Musical Vampire, The (1990)

By Mark Pollard | Published November 19, 2007

After a stolen corpse is injected with chemicals that makes it immune to traditional Taoist charms, it escapes to terrorize the locals while three bungling corpse herders and a Taoist master (Lam Ching-ying) attempt to stop it.

Smelling like a week-old corpse delivered to your front door one hop at a time is Wilson Tong’s The Musical Vampire, a cheap rip-off of Mr. Vampire. Sadly, Lam Ching-ying sullies his image by making an extended cameo in his usual Taoist get-up. More disappointing is seeing the incredible Xiong Xin-xin (Once Upon a Time in China and America) reduced to being a second-string corpse herder assistant despite having the kung fu skills to kick the life out of everyone in attendance, plastic fangs or not. And what happened to Wilson Tong? This guy was once one of the top kung fu actors and action choreographers who contributed to classics like The 36th Chamber of Shaolin and The Victim. But in the ’80s he joined the horror comedy boom and went downhill fast without the genius of Sammo Hung or Lau Kar-leung to steer him straight.

The plot and characters of The Musical Vampire follow Mr. Vampire closely, with minor variations here and there, particularly when it comes to sucking and I don’t mean tanking on blood. Ah Choo (get it?) and Ah Keung (Xiong Xin-xin) are knucklehead assistants to a filthy nose and toe-picking Taoist loser played by Stanley Fung who screw up royally. Certainly karma hits home for after playing around with corpses intended for delivery to their families, Choo (Lee Ga-sing) loses one to a gang of thieves. This next part makes no sense whatsoever. A French doctor with aspirations of winning the Nobel Prize injects chemicals into the corpse. Will man never learn to stop tampering with the undead? The corpse comes alive, not only as a bloodsucking vampire, but a bloodsucking vampire who is resistant to Taoist magic. He runs/hops off to kill at random while Choo, Keung and their master are thrown in jail for botching a simple corpse delivery. As the bodies begin to pile up, the police captain gives the trio three days to bring in their vampire. Nothing they do can pacify the creature except the tune, “London Bridges,” hence the movie’s title. Unable to keep the tune going indefinitely, they’re forced to rely on the help of Lam Ching-ying, a fellow Taoist who has been trailing the vampire with bow and arrows. He comes up with some obscure plan to use a lunar eclipse and needles to overcome the chemicals in the film’s not-so-action-packed finale.
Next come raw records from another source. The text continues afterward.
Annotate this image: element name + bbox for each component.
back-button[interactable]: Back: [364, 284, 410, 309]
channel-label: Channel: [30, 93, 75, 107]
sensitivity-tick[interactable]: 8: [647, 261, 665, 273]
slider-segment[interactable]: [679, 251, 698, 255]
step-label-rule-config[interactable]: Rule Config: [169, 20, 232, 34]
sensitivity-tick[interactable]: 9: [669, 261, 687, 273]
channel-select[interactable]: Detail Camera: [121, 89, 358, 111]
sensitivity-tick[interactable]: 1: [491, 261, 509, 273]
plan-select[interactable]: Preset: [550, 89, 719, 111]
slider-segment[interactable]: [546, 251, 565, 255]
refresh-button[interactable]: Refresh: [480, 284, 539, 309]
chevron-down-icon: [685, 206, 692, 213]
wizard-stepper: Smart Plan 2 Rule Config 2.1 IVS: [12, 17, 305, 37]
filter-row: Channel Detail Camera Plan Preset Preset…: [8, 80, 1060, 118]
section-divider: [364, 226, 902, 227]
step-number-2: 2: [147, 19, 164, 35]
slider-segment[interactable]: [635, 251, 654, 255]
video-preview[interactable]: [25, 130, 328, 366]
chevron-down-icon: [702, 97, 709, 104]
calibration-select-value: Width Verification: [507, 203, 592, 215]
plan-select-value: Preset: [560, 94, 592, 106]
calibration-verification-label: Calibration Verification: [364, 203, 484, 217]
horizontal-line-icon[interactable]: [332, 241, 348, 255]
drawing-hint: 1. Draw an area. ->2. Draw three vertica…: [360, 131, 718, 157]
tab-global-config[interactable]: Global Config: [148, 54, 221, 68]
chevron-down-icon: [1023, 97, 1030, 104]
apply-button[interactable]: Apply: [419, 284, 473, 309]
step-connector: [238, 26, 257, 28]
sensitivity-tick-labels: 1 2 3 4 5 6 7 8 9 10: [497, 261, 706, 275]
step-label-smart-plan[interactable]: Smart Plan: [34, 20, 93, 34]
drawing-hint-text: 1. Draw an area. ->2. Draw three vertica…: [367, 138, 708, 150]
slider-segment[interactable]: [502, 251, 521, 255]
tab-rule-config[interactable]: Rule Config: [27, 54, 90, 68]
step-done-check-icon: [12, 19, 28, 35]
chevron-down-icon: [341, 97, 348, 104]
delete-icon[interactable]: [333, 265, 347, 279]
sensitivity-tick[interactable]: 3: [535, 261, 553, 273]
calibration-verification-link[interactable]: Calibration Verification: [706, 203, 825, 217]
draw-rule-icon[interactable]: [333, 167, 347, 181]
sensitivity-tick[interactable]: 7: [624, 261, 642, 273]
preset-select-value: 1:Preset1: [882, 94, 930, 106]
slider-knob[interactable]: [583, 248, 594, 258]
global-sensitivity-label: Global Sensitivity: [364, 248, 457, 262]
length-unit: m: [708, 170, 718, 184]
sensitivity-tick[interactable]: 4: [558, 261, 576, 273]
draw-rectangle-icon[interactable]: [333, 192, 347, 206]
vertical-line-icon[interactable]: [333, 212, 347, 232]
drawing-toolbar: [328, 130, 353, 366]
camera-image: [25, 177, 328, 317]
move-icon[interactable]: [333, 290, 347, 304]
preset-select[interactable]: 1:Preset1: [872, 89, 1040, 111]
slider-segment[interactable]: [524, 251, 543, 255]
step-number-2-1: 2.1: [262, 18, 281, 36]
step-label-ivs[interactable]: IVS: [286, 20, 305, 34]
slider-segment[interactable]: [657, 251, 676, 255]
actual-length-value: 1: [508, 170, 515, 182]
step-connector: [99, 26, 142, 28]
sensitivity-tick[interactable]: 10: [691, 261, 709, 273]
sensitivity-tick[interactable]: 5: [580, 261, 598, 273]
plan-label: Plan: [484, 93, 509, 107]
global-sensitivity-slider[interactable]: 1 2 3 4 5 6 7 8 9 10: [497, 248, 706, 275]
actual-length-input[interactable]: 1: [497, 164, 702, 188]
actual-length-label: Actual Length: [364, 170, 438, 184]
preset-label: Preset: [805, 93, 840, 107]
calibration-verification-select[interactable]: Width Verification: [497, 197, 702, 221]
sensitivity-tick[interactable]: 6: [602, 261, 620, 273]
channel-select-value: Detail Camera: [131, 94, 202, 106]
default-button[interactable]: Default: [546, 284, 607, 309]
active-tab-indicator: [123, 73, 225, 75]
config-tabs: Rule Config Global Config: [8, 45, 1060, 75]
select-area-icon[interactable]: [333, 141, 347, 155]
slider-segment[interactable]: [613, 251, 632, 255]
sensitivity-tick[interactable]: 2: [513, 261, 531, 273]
The Musical Vampire is an ultra-low budget movie with bad lighting, camera work and make-up. Solid martial arts choreography could have rescued this flick from the waste bin, but all we get are two brief scenes. Xiong Xin-xin cuts loose on a hopping corpse at the beginning and Lam Ching-ying briefly wields a kwan dao with deft skill towards the end. That’s it. The rest is low rent comedy nonsense and awful Chinese vampire action.

The best moment in the film is when Lam Ching-ying chides his Toaist cohorts over their unhygienic table habits. He admonishes them to use the “public chopsticks” when dipping into plates of food and scolds Stanley Tong for picking his feet at the table. It’s the one genuinely funny moment in an otherwise forgettable feature.